Cosa sapere in breve
- È un contributo diretto del GSE, non una detrazione fiscale;
- finanzia pompe di calore, caldaie a biomassa, solare termico e scaldacqua a PdC;
- per le pompe di calore può arrivare fino al 65% della spesa;
- l'importo dipende da efficienza e zona climatica (più alto dove fa freddo);
- si richiede sul portale del GSE, con erogazione rapida in una o poche rate.
Cos'è e cosa incentiva
Il Conto Termico incentiva la produzione di energia termica da fonti rinnovabili e alcuni interventi di efficienza, in alternativa alle detrazioni fiscali. È rivolto a privati, condomìni e Pubblica Amministrazione.
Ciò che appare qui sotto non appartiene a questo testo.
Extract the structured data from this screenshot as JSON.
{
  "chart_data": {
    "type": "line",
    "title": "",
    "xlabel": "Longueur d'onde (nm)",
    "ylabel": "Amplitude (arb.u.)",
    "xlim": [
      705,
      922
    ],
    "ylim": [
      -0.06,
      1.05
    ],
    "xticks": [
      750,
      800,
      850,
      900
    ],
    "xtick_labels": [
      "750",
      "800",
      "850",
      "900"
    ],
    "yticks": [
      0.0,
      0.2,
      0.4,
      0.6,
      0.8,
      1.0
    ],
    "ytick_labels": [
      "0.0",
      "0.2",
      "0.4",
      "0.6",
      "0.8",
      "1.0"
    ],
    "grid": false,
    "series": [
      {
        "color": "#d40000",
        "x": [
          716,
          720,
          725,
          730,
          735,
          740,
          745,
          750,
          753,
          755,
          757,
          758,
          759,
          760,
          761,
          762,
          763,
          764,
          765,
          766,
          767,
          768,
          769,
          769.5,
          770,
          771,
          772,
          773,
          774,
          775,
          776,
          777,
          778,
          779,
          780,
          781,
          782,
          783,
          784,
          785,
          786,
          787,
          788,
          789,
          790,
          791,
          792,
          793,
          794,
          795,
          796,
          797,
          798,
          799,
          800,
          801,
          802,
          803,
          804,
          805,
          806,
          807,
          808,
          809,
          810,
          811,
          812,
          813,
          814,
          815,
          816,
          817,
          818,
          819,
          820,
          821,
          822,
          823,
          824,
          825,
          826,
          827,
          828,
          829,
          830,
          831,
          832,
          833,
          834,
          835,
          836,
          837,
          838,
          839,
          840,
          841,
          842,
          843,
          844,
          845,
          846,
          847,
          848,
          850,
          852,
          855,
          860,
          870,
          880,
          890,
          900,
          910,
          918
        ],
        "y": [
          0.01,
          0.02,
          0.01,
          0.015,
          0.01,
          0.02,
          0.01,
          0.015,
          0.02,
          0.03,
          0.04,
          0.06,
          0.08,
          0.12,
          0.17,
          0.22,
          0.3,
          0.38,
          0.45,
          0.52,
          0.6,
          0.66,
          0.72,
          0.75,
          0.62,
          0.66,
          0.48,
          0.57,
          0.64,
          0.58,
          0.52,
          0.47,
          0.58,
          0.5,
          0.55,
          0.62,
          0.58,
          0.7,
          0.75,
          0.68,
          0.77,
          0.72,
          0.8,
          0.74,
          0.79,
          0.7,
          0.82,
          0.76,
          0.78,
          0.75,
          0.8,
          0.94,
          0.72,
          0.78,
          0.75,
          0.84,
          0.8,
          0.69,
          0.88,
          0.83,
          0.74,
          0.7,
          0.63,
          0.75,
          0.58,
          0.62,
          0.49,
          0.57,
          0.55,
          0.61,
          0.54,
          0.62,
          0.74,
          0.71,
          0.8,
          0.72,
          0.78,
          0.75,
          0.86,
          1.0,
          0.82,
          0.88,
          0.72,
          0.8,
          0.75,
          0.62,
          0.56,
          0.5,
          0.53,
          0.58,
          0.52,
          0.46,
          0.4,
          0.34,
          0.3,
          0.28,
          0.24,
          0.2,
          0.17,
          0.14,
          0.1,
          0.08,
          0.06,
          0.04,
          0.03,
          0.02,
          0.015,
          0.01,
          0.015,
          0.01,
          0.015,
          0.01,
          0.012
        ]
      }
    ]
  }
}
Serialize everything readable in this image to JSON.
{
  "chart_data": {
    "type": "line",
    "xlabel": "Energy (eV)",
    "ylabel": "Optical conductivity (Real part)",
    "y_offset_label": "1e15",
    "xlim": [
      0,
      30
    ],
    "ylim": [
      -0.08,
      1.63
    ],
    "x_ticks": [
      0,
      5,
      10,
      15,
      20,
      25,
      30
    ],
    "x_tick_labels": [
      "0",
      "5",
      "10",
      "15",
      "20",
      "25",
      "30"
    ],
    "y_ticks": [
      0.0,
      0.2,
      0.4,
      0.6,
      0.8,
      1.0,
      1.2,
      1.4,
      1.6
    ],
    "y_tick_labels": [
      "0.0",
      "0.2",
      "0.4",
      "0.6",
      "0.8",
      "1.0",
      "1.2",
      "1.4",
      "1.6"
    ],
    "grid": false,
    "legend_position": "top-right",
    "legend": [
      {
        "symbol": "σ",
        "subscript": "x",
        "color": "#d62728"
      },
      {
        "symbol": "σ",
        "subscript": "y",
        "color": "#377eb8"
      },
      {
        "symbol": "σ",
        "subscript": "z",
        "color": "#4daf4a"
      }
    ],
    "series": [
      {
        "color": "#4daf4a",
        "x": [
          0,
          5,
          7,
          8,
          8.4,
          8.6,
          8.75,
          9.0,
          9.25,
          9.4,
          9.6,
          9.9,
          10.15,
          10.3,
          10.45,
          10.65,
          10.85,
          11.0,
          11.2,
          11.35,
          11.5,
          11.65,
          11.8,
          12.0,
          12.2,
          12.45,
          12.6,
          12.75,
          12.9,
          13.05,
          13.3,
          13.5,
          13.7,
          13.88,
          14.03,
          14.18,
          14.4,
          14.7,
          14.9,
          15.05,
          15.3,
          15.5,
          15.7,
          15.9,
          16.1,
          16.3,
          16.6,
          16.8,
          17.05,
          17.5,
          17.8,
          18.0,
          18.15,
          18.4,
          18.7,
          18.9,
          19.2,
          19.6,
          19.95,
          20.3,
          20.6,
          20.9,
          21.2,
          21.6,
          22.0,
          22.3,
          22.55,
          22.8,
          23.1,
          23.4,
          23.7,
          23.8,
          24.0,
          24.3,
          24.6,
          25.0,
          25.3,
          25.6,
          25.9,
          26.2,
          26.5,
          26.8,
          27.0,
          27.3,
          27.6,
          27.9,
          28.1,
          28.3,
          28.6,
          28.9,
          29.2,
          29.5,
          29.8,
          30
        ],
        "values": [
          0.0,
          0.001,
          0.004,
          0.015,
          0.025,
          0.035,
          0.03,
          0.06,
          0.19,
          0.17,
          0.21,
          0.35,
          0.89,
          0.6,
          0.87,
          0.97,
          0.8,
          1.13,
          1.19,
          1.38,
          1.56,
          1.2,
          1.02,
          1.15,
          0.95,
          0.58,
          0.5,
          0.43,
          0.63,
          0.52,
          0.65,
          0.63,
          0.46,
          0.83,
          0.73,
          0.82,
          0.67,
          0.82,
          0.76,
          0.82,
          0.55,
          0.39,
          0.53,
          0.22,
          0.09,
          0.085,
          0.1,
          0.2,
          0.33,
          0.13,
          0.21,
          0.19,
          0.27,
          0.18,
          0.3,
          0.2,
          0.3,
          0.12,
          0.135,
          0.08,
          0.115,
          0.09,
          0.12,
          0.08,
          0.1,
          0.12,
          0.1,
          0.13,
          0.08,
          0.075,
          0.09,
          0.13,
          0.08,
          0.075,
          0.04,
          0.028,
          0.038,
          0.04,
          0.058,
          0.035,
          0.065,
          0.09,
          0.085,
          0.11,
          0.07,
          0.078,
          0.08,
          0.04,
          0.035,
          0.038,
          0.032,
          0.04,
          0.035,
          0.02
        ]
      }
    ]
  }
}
La tabella riporta, a titolo indicativo, i principali impianti incentivabili e la durata dell'incentivo; le soglie di dettaglio vanno riscontrate sulle regole applicative del Conto Termico 3.0.
| Intervento | Potenza / Superficie | Durata |
|---|---|---|
| Pompe di calore | fino a 35 kW | 2 anni |
| Pompe di calore | da 35 a 2.000 kW | 5 anni |
| Caldaie a biomassa | fino a 35 kW | 2 anni |
| Caldaie a biomassa | da 35 a 2.000 kW | 5 anni |
| Solare termico | fino a 50 m² | 2 anni |
| Solare termico | da 50 a 2.500 m² | 5 anni |
| Scaldacqua a pompa di calore | — | 2 anni |
La versione attuale, il Conto Termico 3.0, è stata introdotta dal decreto del 7 agosto 2025 ed è in vigore dal 25 dicembre 2025. Importi e soglie di dettaglio seguono le regole operative del GSE e possono cambiare: verifica sempre le condizioni in vigore sul sito del GSE prima di presentare domanda.
Come si calcola l'incentivo
L'importo annuale dipende da due parametri principali: l'efficienza energetica del sistema e la zona climatica di installazione. Le zone più fredde ricevono contributi più alti: la differenza tra fasce climatiche estreme può quasi raddoppiare l'incentivo.
Per gli interventi più efficienti, come le pompe di calore, la copertura può arrivare fino al 65% della spesa (e fino al 100% per edifici pubblici, scuole e ospedali). È proprio la rapidità di erogazione, unita a queste percentuali, a rendere il Conto Termico spesso più conveniente delle detrazioni per il riscaldamento rinnovabile.
Come richiederlo
L'ente erogatore è il GSE (Gestore dei Servizi Energetici) e la domanda va presentata dopo i lavori sul portale dedicato. Esistono due percorsi:
- iter semplificato: per gli apparecchi presenti nel catalogo GSE (impianti di piccola taglia);
- iter ordinario: per gli impianti di dimensioni maggiori, con documentazione tecnica più completa.
Il contributo viene erogato in un'unica soluzione fino a 15.000 € (in genere entro alcuni mesi dall'accettazione) e in 2-5 rate annuali per importi superiori. Conviene farsi assistere dall'installatore o da un tecnico per la pratica.
Domande frequenti
È l'incentivo statale gestito dal GSE per il riscaldamento da fonti rinnovabili (pompe di calore, biomassa, solare termico) e l'efficienza. A differenza delle detrazioni, è un contributo diretto in denaro.
Dipende da efficienza e zona climatica; per le pompe di calore può arrivare fino al 65% della spesa. Le zone più fredde ricevono contributi più alti.
Per il riscaldamento rinnovabile il Conto Termico è spesso più conveniente, perché eroga un contributo diretto in tempi rapidi. Vanno però confrontati caso per caso; non sono cumulabili sullo stesso intervento.
Si presenta domanda sul portale del GSE dopo i lavori, con iter semplificato per gli impianti piccoli o ordinario per quelli grandi. Conviene farsi assistere dall'installatore o da un tecnico.